The Indian government established the PPP Appraisal Committee (PPPAC) to promote PPP projects and ensure that they are profitable. The committee is made up of numerous departments, including the Department of Economic Affairs, the Planning Commission, the Department of Expenditure, the Department of Legal Affairs, and the Department that is sponsoring the project. Clearance from the PPPAC ensures that projects are commercially viable, that user and public interests are preserved, and that government contingent liabilities are limited. The PPPAC also promotes the adoption of standard contractual contracts and annual performance metrics.

Public assets and services having natural monopolistic features will be regulated by independent regulators, contractual agreements, or multi-sectoral arrangements.

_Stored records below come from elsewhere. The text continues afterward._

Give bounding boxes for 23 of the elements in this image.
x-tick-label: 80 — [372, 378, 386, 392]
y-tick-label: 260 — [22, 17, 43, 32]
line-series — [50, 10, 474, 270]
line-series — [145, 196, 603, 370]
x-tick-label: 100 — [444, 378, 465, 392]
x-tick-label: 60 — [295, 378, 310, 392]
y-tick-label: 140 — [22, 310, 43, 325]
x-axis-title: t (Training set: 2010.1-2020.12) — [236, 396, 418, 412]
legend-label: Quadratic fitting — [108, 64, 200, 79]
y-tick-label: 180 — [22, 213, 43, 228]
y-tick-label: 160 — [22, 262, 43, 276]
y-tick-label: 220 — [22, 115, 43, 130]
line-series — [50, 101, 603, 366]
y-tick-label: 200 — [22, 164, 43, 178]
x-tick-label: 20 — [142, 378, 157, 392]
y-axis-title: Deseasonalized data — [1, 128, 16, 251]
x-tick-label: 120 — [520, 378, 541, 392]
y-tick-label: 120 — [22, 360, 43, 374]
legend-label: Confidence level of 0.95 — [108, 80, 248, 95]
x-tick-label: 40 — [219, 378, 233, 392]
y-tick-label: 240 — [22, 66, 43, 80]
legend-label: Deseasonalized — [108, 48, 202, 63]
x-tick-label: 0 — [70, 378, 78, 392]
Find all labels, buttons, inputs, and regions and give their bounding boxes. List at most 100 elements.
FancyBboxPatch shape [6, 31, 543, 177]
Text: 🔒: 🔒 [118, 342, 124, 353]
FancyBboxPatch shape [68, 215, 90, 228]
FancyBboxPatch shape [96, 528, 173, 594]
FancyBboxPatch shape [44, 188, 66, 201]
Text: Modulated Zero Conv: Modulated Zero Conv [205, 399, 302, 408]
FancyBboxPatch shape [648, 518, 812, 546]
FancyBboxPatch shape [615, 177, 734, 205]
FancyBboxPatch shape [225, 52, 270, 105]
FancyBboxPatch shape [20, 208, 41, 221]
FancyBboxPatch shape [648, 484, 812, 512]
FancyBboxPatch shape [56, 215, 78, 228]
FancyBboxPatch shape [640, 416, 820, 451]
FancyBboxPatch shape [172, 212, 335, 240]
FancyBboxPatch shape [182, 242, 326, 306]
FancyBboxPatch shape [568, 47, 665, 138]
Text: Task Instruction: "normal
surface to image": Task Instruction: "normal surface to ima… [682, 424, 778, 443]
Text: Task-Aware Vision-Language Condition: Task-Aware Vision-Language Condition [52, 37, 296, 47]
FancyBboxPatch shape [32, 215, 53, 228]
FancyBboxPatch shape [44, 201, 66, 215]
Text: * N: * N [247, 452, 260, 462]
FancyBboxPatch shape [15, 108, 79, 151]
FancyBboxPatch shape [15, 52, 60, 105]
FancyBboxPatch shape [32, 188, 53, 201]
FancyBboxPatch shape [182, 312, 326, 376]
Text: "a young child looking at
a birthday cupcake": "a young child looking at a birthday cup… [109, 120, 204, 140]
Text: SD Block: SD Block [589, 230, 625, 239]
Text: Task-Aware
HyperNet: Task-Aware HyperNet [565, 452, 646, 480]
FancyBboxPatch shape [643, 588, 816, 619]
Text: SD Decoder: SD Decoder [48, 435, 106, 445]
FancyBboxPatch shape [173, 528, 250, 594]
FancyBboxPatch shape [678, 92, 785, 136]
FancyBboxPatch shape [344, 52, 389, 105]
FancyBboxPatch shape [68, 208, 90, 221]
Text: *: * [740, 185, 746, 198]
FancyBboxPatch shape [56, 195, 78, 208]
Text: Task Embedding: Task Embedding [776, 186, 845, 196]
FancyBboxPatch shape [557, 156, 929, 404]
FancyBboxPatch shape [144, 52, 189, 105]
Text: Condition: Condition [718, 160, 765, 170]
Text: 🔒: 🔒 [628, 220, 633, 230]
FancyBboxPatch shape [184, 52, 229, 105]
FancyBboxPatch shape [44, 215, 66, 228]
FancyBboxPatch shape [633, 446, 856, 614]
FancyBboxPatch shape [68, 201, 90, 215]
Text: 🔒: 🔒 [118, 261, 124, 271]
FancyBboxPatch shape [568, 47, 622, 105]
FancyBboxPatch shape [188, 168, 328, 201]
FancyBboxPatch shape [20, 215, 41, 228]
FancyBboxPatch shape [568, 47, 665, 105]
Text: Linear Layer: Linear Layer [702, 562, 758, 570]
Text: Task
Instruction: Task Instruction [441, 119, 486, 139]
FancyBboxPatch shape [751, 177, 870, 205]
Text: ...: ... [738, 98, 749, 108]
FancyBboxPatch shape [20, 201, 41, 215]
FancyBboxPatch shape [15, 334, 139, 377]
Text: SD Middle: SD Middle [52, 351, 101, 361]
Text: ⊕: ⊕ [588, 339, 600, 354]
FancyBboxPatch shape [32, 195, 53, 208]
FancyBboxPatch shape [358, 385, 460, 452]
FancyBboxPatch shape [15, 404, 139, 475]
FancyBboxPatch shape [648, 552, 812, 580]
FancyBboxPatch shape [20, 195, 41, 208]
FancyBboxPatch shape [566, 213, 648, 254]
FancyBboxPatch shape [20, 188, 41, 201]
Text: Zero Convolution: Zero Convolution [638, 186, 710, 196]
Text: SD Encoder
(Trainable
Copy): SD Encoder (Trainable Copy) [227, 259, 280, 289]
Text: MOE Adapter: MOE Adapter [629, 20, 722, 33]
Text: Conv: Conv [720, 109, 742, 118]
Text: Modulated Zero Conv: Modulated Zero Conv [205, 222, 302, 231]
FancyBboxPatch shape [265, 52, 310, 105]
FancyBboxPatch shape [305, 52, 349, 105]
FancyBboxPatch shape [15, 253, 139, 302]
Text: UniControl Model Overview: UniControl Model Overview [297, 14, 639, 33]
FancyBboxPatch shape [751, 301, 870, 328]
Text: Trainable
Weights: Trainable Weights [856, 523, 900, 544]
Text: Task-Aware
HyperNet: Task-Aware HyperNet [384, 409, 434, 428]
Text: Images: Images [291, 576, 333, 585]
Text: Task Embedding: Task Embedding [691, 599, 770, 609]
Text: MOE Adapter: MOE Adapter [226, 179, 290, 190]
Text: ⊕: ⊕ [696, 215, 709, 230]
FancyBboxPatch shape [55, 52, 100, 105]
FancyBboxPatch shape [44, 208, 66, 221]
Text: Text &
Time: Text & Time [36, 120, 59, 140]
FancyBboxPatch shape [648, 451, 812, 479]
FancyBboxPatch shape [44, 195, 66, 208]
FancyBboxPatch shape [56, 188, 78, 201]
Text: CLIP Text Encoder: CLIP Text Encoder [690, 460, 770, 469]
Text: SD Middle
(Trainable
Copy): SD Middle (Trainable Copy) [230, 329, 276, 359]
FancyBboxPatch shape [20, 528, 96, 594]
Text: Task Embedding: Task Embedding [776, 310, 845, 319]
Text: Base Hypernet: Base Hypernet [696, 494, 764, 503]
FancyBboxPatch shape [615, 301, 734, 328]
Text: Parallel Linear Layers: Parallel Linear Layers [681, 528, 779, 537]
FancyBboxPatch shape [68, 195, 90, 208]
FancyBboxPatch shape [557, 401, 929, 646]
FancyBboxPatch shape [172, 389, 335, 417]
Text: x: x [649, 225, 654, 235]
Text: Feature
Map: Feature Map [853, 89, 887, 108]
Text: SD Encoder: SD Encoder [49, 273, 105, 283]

If no sector-specific regulator exists, the government will consider the contract conditions to reduce regulatory risk. This protects the interests of both customers and service providers while maintaining affordability and pricing predictability.


In conclusion, Public-Private Partnerships (PPPs) are essential for supporting sustainable infrastructure development because they encourage collaboration between the public and private sectors. Models such as Build-Operate-Transfer, Build-Own-Operate, and Design-Build Finance Operate provide adaptable frameworks for meeting complex infrastructure requirements. A strong national PPP strategy directs and supervises these cooperation, defining roles, promoting transparency, and creating a favorable environment for private sector participation. Effective PPP models and a comprehensive policy framework speed infrastructure development, contribute to economic growth, job creation, and improved public services, demonstrating the dynamic synergy possible when the public and private sectors collaborate for common goals.